Contrôle-contentieux
- Si, en principe, le juge ne peut pas fonder sa décision uniquement ou de manière déterminante sur des témoignages anonymes, il peut néanmoins prendre en considération des témoignages anonymisés, c'est-à-dire rendus anonymes a posteriori afin de protéger leurs auteurs mais dont l'identité est néanmoins connue par la partie qui les produit, lorsque sont versés aux débats d'autres éléments aux fins de corroborer ces témoignages et de permettre au juge d'en analyser la crédibilité et la pertinence. En l'absence de tels éléments, il appartient au juge, dans un procès civil, d'apprécier si la production d'un témoignage dont l'identité de son auteur n'est pas portée à la connaissance de celui à qui ce témoignage est opposé, porte atteinte au caractère équitable de la procédure dans son ensemble, en mettant en balance le principe d'égalité des armes et les droits antinomiques en présence, le droit à la preuve pouvant justifier la production d'éléments portant atteinte au principe d'égalité des armes à condition que cette production soit indispensable à son exercice et que l'atteinte soit strictement proportionnée au but poursuivi (Cass. soc. 19-3-2025 n° 23-19.154 FP-BR).
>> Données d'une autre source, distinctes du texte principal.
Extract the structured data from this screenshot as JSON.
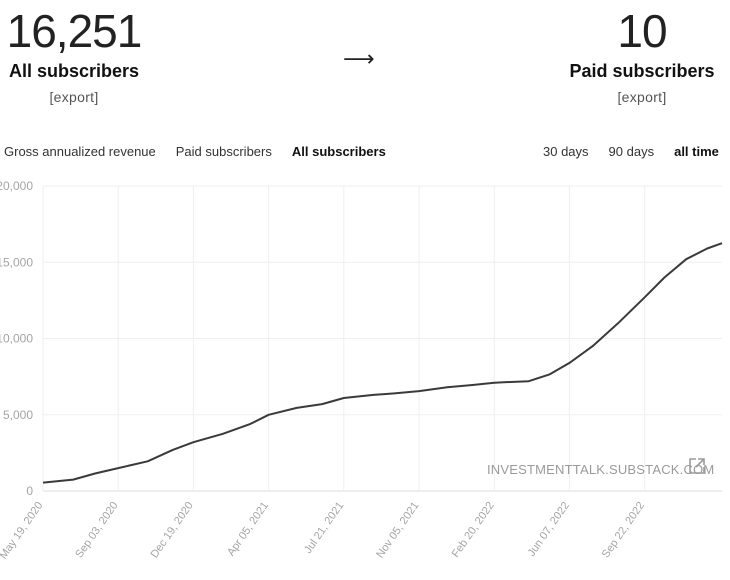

- Le décret 2022-245 du 25 février 2022 et l'arrêté du 25 février 2022 modifiant l'arrêté du 20 mai 2020 relatif à la communication par voie électronique en matière civile devant la cour d'appel sont immédiatement applicables aux instances en cours pour les déclarations d'appel qui ont été formées antérieurement à l'entrée en vigueur de ces deux textes réglementaires, pour autant qu'elles n'ont pas été annulées par une ordonnance du magistrat compétent qui n'a pas fait l'objet d'un déféré dans le délai requis, ou par l'arrêt d'une cour d'appel statuant sur déféré (Cass. soc. 19-3-2025 n° 22-17.315 FP-B).
- L'occupation du domicile du salarié à des fins professionnelles constitue une immixtion dans sa vie privée, de sorte qu'il peut prétendre à une indemnité à ce titre dès lors qu'un local professionnel n'est pas mis effectivement à sa disposition ou qu'il a été convenu que le travail s'effectue sous la forme du télétravail. L'action en paiement de cette indemnité qui compense la sujétion résultant de cette modalité d'exécution du contrat de travail est soumise au délai biennal de prescription relatif à l'exécution du contrat de travail (Cass. soc. 19-3-2025 n° 22-17.315 FP-B).